WAL provides durability, but every fsync on commit is an I/O operation. Postgres offers knobs to trade durability for speed:

synchronous_commit

synchronous_commit = on       # Default: wait for WAL flush to disk
synchronous_commit = off      # Return immediately, WAL flushes asynchronously

With synchronous_commit = off, a committed transaction might be lost if the server crashes within the WAL writer flush interval (up to 600ms by default). The database remains consistent (no corruption), but recent commits may vanish. This is acceptable for high-throughput workloads where losing a fraction of a second of data is tolerable.

You can set this per transaction:

SET LOCAL synchronous_commit = off;
INSERT INTO logs (message) VALUES ('not critical');
COMMIT;  -- returns immediately without waiting for WAL flush

wal_sync_method

Controls the system call used for WAL flushes:

wal_sync_method = fdatasync   # Linux default: sync data but not metadata
wal_sync_method = fsync        # Full fsync

On Linux, fdatasync is typically the best choice. On some storage configurations, open_datasync or open_sync may be faster.

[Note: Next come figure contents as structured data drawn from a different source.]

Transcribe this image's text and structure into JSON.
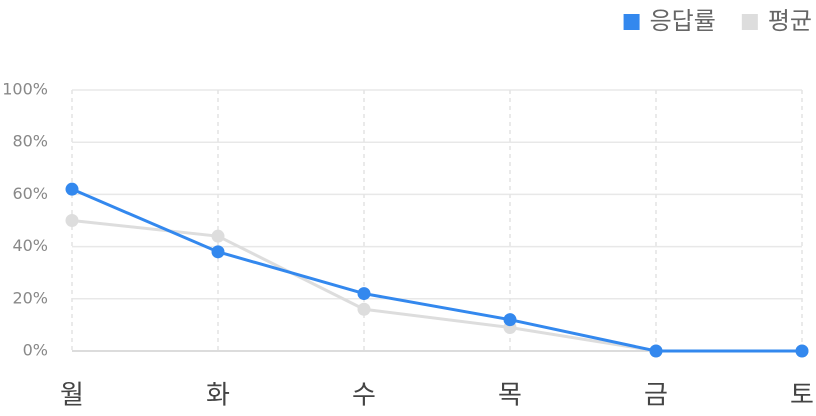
{
  "chart_data": {
    "type": "line",
    "categories": [
      "월",
      "화",
      "수",
      "목",
      "금",
      "토"
    ],
    "series": [
      {
        "name": "평균",
        "color": "#dddddd",
        "values": [
          50,
          44,
          16,
          9,
          0,
          0
        ]
      },
      {
        "name": "응답률",
        "color": "#3388ee",
        "values": [
          62,
          38,
          22,
          12,
          0,
          0
        ]
      }
    ],
    "ylim": [
      0,
      100
    ],
    "yticks": [
      {
        "value": 0,
        "label": "0%"
      },
      {
        "value": 20,
        "label": "20%"
      },
      {
        "value": 40,
        "label": "40%"
      },
      {
        "value": 60,
        "label": "60%"
      },
      {
        "value": 80,
        "label": "80%"
      },
      {
        "value": 100,
        "label": "100%"
      }
    ],
    "grid": true,
    "legend": "top-right"
  }
}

commit_delay & commit_siblings

Groups multiple concurrent commits into a single WAL flush:

commit_delay = 10             # Microseconds to wait for other commits
commit_siblings = 5           # Only delay if this many transactions are active

This reduces the number of fsync calls under high concurrency.

Common Pitfalls

  • Disabling full_page_writes. This saves WAL volume but risks silent data corruption after a crash. Leave it on unless your filesystem guarantees atomic 8KB writes.
  • Setting max_wal_size too low. Triggers frequent checkpoints, which cause I/O spikes and write amplification. Set it to at least 2GB for production.
  • Not monitoring WAL generation rate. If you produce WAL faster than archiving can keep up, the pg_wal directory fills the disk. Monitor pg_wal directory size.
  • Archive command that silently fails. If the archive command fails, Postgres retains WAL segments indefinitely, filling the disk. Test your archive command and monitor pg_stat_archiver for failures.
  • Forgetting that synchronous_commit=off can lose data. It does not corrupt the database, but committed transactions can vanish. Only use it for data you can afford to lose.
  • Not testing recovery. Backups are worthless if you have never tested restoring from them. Schedule regular recovery tests.

Key Takeaways

  • WAL ensures durability by writing changes to a sequential log before modifying data files. Crash recovery replays WAL to restore consistency.
  • Checkpoints flush dirty buffers to data files. The checkpoint interval controls recovery time versus I/O overhead.
  • Full-page writes prevent torn-page corruption at the cost of increased WAL volume. Do not disable them.
  • WAL archiving combined with base backups enables point-in-time recovery to any moment in the past.
  • synchronous_commit can be relaxed per-transaction for workloads where losing a fraction of a second of data is acceptable.
  • The trade-off is always between durability guarantees and write throughput. Understand where your application sits on that spectrum.